The entrance is to the left of that low stone wall on the right.
This is a better photo of the entrance. The firemen helped orient us as well as to tell us to wait for the green light.
The arch that is seen in the previous photo
The narrow road leading to the top
The piazza at the top.
My father left Ceri with his parents, but we have no idea when that occurred.
The Church of the Madonna of Ceri
A fresco inside the church
We went to the small cemetery located not far from the exit to the city and talked with the caretaker. Interestingly, Amadeo was born in my mother’s home town of Palombara di Sabina. He left Palombara when he was two to move to Ceri. He didn’t recognize the Amori name, but suggested we look at all the names inside the mausoleum. He also suggested that we go to the county seat – Cerveteri -where there are 3 cemeteries. Amadeo said that the distance from Ceri to Palombara was about 50 kilometers. My father was born in 1886, one of 6 kids suggesting that my grandparents had quite a trek to get to Palombara, most probably with horses and carts, but perhaps some of them on foot as well. Since my grandfather was working for a “Prince,” it’s also possible that he received some special treatment with regard to transportation. My grandfather became the “administrator” of a large trek of land owned by the Prince who lived in a 10 century castle in Palombara.

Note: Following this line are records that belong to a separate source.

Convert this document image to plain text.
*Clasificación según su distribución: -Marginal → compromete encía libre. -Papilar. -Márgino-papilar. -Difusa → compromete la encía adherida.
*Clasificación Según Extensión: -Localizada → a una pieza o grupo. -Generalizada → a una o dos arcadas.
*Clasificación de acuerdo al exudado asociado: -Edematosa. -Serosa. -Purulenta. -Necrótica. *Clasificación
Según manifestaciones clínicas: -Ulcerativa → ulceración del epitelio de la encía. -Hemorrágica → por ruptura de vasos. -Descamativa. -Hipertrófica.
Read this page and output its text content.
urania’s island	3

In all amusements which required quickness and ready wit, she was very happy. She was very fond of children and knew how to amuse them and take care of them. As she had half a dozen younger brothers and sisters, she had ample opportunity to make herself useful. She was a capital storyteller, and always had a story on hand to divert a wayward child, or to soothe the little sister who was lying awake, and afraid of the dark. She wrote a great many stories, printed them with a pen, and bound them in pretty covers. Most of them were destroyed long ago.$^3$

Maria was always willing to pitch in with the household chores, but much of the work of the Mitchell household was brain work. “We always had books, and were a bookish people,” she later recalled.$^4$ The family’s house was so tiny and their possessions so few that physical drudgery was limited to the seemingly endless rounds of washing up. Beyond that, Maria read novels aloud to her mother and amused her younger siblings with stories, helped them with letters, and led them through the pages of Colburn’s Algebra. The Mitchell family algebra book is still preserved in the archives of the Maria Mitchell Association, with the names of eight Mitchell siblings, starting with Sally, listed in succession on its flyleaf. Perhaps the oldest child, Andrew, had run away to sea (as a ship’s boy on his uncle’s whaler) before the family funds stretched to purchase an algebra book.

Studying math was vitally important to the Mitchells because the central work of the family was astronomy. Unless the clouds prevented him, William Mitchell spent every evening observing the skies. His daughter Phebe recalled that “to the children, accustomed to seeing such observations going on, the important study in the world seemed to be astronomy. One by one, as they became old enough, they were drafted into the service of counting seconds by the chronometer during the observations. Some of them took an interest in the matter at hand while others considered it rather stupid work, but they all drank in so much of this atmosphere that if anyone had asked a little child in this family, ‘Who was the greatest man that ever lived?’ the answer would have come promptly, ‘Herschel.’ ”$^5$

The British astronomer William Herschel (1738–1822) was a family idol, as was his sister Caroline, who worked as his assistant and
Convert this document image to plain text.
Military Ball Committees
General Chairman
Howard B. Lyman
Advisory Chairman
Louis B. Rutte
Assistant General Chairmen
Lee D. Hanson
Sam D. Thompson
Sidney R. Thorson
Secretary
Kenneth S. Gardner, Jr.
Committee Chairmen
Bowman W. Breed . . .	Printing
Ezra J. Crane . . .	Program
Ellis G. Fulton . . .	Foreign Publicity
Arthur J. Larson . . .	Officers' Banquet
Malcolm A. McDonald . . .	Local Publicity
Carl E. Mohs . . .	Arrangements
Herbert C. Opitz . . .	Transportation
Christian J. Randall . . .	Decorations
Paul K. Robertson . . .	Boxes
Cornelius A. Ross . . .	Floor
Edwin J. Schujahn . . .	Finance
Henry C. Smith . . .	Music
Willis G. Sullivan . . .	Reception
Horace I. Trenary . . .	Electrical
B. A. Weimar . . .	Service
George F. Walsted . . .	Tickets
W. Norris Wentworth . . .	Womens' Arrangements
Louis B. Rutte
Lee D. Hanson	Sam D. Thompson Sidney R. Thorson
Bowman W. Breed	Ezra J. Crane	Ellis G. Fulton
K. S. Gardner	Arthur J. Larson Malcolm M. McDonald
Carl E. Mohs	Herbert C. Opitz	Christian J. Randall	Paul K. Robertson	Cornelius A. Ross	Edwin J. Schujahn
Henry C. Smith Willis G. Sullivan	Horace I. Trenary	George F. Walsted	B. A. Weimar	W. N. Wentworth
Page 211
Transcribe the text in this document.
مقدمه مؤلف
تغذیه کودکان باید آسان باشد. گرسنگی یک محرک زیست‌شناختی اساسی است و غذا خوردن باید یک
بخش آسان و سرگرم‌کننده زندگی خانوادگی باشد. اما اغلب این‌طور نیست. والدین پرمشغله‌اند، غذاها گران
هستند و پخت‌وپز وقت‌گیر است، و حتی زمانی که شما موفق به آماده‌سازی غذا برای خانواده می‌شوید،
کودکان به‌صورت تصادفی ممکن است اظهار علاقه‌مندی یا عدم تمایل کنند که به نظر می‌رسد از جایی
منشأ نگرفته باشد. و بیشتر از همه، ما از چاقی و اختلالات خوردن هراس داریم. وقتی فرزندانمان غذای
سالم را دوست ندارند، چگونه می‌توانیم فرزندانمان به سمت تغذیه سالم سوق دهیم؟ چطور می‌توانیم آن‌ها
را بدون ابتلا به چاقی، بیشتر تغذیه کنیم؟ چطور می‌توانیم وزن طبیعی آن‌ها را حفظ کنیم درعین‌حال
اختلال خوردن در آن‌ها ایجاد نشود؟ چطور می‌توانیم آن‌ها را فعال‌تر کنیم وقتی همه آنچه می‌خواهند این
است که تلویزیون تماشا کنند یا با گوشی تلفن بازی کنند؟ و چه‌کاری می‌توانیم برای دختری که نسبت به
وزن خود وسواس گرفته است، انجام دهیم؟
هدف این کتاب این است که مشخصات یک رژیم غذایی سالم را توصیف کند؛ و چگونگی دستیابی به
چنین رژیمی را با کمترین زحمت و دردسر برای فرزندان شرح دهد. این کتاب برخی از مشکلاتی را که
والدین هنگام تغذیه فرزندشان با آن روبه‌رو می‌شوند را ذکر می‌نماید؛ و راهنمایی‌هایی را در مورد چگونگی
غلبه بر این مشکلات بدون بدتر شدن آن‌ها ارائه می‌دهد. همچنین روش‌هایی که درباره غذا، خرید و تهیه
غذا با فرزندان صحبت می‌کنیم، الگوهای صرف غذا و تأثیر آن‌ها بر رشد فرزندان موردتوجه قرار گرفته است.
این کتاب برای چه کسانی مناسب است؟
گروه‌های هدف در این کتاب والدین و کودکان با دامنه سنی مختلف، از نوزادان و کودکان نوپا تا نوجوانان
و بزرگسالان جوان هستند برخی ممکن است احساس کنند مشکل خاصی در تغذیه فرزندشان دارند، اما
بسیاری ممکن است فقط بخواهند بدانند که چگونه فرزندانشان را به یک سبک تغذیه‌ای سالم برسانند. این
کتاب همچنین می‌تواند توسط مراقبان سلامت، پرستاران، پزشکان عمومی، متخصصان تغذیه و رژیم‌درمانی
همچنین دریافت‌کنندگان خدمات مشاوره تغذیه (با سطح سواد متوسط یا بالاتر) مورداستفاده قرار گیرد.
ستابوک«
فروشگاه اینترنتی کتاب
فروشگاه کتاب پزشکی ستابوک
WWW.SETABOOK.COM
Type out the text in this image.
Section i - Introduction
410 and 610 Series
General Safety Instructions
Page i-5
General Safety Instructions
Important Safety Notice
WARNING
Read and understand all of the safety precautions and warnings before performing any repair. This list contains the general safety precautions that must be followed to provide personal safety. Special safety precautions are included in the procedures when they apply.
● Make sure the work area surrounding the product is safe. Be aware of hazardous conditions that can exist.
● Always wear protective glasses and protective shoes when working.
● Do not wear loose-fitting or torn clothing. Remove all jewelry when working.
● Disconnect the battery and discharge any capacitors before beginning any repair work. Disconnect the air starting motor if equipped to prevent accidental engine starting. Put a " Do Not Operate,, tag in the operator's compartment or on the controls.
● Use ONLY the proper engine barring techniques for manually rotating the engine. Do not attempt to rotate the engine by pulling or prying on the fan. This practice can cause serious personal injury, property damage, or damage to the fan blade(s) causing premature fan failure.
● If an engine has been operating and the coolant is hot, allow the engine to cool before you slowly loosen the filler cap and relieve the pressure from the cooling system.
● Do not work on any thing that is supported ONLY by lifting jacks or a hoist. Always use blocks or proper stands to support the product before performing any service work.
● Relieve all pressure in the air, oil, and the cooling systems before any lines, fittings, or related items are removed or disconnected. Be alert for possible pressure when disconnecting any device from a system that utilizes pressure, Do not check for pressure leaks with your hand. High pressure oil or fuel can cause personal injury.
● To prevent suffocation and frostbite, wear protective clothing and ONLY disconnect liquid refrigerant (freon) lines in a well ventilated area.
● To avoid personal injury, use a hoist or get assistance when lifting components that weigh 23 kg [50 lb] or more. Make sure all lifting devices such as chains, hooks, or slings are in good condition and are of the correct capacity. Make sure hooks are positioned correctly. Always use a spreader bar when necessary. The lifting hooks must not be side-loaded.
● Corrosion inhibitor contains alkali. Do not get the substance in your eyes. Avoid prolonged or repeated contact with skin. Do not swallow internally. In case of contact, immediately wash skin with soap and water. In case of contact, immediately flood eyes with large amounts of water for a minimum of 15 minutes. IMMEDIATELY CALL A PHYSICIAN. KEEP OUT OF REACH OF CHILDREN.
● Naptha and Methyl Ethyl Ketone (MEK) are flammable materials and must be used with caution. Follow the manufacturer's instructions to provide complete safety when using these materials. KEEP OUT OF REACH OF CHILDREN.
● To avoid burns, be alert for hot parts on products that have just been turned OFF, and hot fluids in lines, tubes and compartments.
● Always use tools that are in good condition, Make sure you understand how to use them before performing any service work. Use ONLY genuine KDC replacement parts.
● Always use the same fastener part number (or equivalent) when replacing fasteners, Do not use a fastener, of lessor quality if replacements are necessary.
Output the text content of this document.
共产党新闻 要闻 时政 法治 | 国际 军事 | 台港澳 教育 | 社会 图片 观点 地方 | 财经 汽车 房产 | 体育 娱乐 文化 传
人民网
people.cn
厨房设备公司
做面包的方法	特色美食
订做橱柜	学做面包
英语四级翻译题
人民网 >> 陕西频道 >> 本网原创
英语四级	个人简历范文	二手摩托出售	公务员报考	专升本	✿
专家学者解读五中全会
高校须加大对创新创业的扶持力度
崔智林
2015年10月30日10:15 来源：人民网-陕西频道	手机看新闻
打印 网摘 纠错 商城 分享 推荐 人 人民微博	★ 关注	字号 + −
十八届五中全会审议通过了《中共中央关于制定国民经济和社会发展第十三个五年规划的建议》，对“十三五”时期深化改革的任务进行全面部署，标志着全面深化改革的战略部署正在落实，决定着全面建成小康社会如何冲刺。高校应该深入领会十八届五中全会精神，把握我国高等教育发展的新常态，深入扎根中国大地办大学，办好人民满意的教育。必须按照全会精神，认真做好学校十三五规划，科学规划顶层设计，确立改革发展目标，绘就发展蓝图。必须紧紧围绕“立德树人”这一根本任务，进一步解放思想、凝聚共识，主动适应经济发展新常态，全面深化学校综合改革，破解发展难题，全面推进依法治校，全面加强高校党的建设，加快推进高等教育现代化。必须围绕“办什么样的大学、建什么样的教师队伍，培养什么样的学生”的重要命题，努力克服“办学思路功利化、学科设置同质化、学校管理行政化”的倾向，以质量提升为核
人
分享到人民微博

My grandparents had an apartment attached to the castle.
Looking down from the top
Another narrow street.
We met a group of Italians from Rome, who were visiting, but they had no knowledge of the Ceri; two of them had worked in Australia and spoke good English, despite not speaking the language for many years. They were a delightful group – two of whom were born in Sardinia.
We directed ourselves to Cerveteri, but took a wrong turn somewhere and wound up near a major highway. At that point, now early afternoon and had not yet checked into our hotel so we decided to return another day to explore Cerveteri cemeteries.